Remembrance Day 2013

A young journalist speaks with a veteran after Remembrance Day services last year at the Old City Hall cenotaph in Ottawa. Photo: Canadapanda/Shutterstock
A young journalist speaks with a veteran after Remembrance Day services last year at the Old City Hall cenotaph in Ottawa. Photo: Canadapanda/Shutterstock
Published November 8, 2013

This reflection was first published in the November 2013 issue of the Anglican Journal.

When we talk about love, what do we mean? Because love is not an emotion. It’s an action -not a noun, but a verb. Real love-true love-involves sacrifice. Sacrifice. That’s the essence of maturity, isn’t it? When we are immature, we fight only the fights we think we can win. When we are grown, we fight-even hopelessly-because it’s the right thing to do.

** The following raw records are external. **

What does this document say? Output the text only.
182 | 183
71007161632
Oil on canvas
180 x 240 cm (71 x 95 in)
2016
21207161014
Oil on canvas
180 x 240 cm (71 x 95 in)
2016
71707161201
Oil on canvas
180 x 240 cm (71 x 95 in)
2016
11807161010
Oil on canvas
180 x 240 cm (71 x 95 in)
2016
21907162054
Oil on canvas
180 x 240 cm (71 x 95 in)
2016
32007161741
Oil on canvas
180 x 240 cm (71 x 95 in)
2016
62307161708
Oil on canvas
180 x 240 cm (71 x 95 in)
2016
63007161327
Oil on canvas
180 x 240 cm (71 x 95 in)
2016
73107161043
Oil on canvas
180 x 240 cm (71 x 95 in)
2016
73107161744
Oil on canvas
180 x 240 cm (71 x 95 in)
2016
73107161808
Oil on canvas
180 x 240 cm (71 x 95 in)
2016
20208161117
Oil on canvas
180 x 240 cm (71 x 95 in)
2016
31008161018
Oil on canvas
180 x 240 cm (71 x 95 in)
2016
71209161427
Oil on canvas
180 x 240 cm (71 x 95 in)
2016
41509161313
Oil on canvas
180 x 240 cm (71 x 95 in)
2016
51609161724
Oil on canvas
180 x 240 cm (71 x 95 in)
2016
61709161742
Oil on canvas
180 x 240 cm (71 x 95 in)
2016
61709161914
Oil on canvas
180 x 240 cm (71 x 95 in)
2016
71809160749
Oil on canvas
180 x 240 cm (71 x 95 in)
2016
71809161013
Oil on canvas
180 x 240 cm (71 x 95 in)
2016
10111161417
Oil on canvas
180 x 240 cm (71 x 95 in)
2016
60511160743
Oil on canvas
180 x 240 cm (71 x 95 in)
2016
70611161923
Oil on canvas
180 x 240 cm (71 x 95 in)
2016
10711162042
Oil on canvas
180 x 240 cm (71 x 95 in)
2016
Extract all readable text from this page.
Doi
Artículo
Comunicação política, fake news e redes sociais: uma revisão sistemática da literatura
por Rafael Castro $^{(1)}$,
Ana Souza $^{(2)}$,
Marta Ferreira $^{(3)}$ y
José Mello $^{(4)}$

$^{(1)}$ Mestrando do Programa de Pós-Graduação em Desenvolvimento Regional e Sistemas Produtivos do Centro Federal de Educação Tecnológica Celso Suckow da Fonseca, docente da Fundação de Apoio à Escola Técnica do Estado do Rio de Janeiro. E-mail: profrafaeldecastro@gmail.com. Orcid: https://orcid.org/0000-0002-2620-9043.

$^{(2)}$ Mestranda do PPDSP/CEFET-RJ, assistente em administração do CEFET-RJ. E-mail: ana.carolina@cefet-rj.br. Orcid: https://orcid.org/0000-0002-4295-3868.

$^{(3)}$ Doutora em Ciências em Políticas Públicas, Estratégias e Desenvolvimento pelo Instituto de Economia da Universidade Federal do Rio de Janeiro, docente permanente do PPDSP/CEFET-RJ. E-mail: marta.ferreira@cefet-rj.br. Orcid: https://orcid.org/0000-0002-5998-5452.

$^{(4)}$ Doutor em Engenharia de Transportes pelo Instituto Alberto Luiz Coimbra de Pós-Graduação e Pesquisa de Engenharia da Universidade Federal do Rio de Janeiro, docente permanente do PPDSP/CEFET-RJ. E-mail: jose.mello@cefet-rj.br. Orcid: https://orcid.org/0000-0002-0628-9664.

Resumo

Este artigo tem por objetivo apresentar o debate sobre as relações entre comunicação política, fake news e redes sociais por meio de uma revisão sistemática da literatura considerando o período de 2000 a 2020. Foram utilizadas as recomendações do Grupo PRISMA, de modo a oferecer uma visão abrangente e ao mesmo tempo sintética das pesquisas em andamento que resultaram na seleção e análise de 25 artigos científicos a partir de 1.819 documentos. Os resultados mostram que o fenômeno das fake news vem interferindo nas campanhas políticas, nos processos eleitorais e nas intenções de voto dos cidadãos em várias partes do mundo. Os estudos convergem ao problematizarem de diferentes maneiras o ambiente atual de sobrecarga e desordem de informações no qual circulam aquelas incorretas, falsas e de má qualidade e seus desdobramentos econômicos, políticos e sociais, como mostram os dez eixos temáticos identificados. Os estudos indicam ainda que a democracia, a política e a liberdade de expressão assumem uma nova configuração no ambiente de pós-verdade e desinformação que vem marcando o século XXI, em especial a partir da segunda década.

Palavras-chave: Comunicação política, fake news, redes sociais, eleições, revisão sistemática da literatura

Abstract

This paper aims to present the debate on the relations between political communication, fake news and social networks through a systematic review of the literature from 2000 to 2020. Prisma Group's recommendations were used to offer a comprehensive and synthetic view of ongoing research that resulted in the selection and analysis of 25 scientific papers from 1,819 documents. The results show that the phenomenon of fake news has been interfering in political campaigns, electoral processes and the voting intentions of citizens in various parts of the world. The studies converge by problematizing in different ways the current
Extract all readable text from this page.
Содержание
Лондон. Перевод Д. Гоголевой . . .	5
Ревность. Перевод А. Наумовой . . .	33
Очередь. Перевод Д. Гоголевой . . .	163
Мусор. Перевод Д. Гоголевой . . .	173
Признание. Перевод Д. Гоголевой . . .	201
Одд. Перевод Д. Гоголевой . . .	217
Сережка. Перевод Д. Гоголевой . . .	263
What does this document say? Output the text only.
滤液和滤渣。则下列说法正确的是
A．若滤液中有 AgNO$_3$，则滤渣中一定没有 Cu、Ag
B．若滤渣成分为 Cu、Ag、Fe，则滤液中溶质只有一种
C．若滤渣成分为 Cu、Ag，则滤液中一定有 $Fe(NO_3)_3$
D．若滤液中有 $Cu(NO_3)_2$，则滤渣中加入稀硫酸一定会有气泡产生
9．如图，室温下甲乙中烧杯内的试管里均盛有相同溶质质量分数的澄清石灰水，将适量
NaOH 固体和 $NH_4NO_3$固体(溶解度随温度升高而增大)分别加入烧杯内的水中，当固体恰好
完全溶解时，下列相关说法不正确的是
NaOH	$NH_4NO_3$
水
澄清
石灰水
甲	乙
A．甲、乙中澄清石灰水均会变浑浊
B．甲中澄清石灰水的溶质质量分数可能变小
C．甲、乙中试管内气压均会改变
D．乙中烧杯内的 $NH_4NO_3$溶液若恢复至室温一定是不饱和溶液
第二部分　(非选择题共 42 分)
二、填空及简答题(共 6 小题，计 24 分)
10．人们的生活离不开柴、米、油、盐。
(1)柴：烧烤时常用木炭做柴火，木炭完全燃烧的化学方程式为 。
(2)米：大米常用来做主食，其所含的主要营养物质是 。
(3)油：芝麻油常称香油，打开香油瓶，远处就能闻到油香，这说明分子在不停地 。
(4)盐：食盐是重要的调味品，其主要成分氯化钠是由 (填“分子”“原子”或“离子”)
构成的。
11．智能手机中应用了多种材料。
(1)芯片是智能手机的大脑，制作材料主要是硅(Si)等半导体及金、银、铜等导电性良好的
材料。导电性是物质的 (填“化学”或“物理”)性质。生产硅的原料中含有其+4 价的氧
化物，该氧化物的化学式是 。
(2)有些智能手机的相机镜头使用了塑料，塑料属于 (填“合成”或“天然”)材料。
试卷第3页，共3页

Our soldiers don’t go to plant our flag permanently in foreign lands; they never have. In our latest conflict in Afghanistan, we didn’t seek to turn the Afghan people into little Canadians. It wasn’t to impose a Canadian value system upon them. It was to restore their God-given right to determine those matters for themselves. Did we win? Like all the big conflicts of the past, we always fight to win.
Did we win? I don’t know. It’s too early to tell. I do know that we lost some really good people. I do know that there are now empty chairs at tables, children without fathers: birthdays, anniversaries, graduations missed. Whole lives unlived. Families devastated. Was it worth it? I don’t know.
I do know that there are some people-hopeless before-who now know that a small group of foreigners, from faraway, loved them enough not just to pray for them or speak words of encouragement to them, but who were actually willing to die for them. What price do you put on that? That can’t be bought with any amount of money, talk or goodwill. That one is bought with blood. That is radical sacrifice.
Soldiers complete missions. They also do not determine if a war was “worth it.” They never have. What determines victory is not what they did, but what we do afterwards. Victory -“winning”- is not simply the cessation of conflict; it’s the presence of a just peace and that is in our hands as a gift from them. That is the freedom that we talk about: the freedom to determine, in peace, what to do to make this world better, safer and more just.
To my mind, this is what Remembrance Day is about: not just war, but the memory of the responsibility the rest of us bear to make soldiers’ sacrifice really mean something; to spend wisely what they bought for us, because if we are not good stewards of that legacy, wars might yet be lost. THE REV. LEE LAMBERT is rector of St. Mary’s Anglican Church in Russell, Ont.